Quaerens me sedisti lassus––You were searching for me.
(Thomas — 3SunLent-A, John 4:5-42)
As we began today’s liturgy, I mentioned that for today we have chosen to hear the readings of the “A” cycle in the Sunday lectionary, with its strong symbolism of water, pointing to baptism. A long gospel reading does not require a long homily, but let us just see if the reading as a whole, or any phrases within it, can enhance our understanding of life in general and of our personal lives.
First, this gospel story is about a meeting of two persons, with no one else present. The Samaritan woman stands before Jesus, sola cum solo, “alone with the alone,” and in this case, she does not know him, while he clearly knows her. The time of day is noon. Sunup is the usual hour when women go to fetch water, because they need it for cooking and early chores. So there must be something wrong with this woman, a reason for which she avoids her sisters. And the reason comes out in the conversation with Jesus — she has been married five tines and now is living with a man who won’t or can’t marry her.
Jesus is sitting by the well. He is tired. The tiredness of Jesus reminds me of a great 13th-century hymn called the Dies Irae — “Day of Wrath”, written by Thomas of Celano, a Franciscan. The hymn is addressed to Jesus, in the “I-Thou” language of the Bible. In it there is a line that says, “Quaerens me sedisti lassus.” Let’s go through the Latin. Quaerens: You were searching, seeking — for what? For me: Quaerens me. And then: Sedisti, You sat down. And finally: lassus: tired — Jesus, you were tired, but not tired of seeking me. You kept walking until you could go no farther, and you had to sit down.

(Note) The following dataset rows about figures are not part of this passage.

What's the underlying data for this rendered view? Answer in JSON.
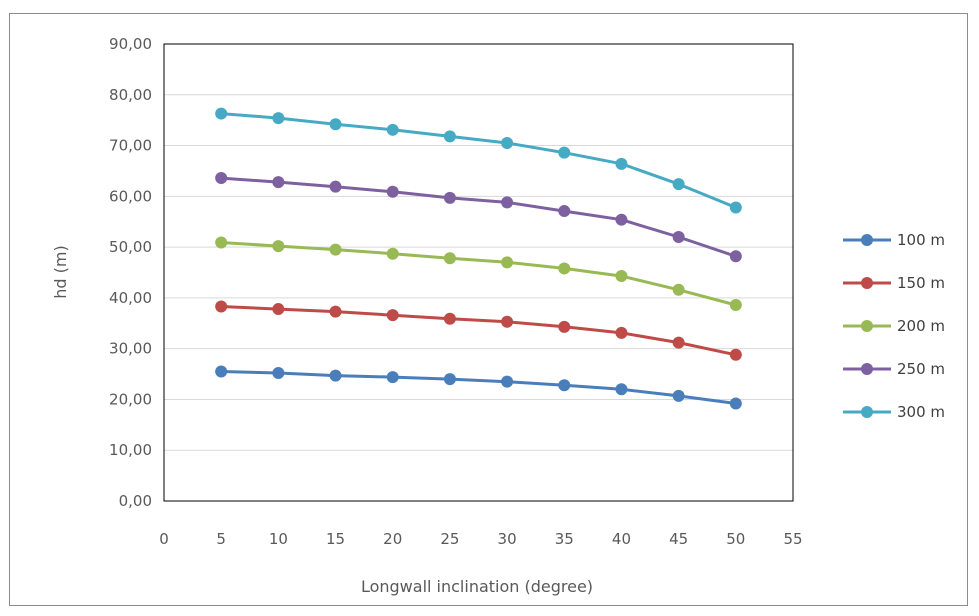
{
  "chart_data": {
    "type": "line",
    "xlabel": "Longwall inclination (degree)",
    "ylabel": "hd (m)",
    "xlim": [
      0,
      55
    ],
    "ylim": [
      0,
      90
    ],
    "x_ticks": [
      "0",
      "5",
      "10",
      "15",
      "20",
      "25",
      "30",
      "35",
      "40",
      "45",
      "50",
      "55"
    ],
    "y_ticks": [
      "0,00",
      "10,00",
      "20,00",
      "30,00",
      "40,00",
      "50,00",
      "60,00",
      "70,00",
      "80,00",
      "90,00"
    ],
    "grid": true,
    "legend_position": "right",
    "x": [
      5,
      10,
      15,
      20,
      25,
      30,
      35,
      40,
      45,
      50
    ],
    "series": [
      {
        "name": "100 m",
        "color": "#4a7ebb",
        "values": [
          25.5,
          25.2,
          24.7,
          24.4,
          24.0,
          23.5,
          22.8,
          22.0,
          20.7,
          19.2
        ]
      },
      {
        "name": "150 m",
        "color": "#be4b48",
        "values": [
          38.3,
          37.8,
          37.3,
          36.6,
          35.9,
          35.3,
          34.3,
          33.1,
          31.2,
          28.8
        ]
      },
      {
        "name": "200 m",
        "color": "#98b954",
        "values": [
          50.9,
          50.2,
          49.5,
          48.7,
          47.8,
          47.0,
          45.8,
          44.3,
          41.6,
          38.6
        ]
      },
      {
        "name": "250 m",
        "color": "#7d60a0",
        "values": [
          63.6,
          62.8,
          61.9,
          60.9,
          59.7,
          58.8,
          57.1,
          55.4,
          52.0,
          48.2
        ]
      },
      {
        "name": "300 m",
        "color": "#46aac5",
        "values": [
          76.3,
          75.4,
          74.2,
          73.1,
          71.8,
          70.5,
          68.6,
          66.4,
          62.4,
          57.8
        ]
      }
    ]
  }
}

On his ascent of Mount Calvary, Jesus got very tired: he was carrying his cross, and he fell three times under the weight of it. When he got to the top, they nailed him to the cross. As he hung there, he pulled himself up to breathe, and he gasped, “I am thirsty!” To the woman who came to fetch water Jesus says: “Give me a drink.” But the woman warns Jesus that he is in trouble. First, he is alone with a woman who is not of his family. Second, she is a Samaritan, a people excommunicated by the Jewish authorities. Third, when she gives him some water from her own jar, she renders him ritually impure.
Jesus takes the cup of water from her hands, and promises her a different kind of water, about which we sing at the end of morning prayer during Lent: “… a drink of deathless life from the rock that was his tomb.” As Jesus continues his journey, he comes to Jerusalem, where he is crucified, the maximum impurity that can befall a Jew, as it is said in the Torah, “Cursed is the man who hangs from a tree.” The cross he hangs from is a curse, and his tomb is a place of impurity, but when the tomb becomes empty, a wave of blessing and purification pours over those who come to believe in him.
Jesus challenges the woman’s conscience. He says, “Go, call your husband, and come back here.” At this point she feels compelled to tell Jesus the whole truth about herself: five husbands and a relationship with a married man. She can tell him, because she realizes that, after these six men, Jesus is the seventh, the perfect number. He alone can turn her impurity into purity and the curse of the Law into a blessing. The blessing that Jesus gives the Samaritan woman is in her recognition of Jesus as the Messiah, and with this gift comes the task to bear the good news to all the women and men in her town, and to lead them to Jesus.
The Samaritan woman is the first evangelist, just as Mary Magdalene is the first apostle of the risen Jesus. May the eucharist we receive bless each one of us with a similar grace, that we may bring the gospel message into our families, our communities, our world.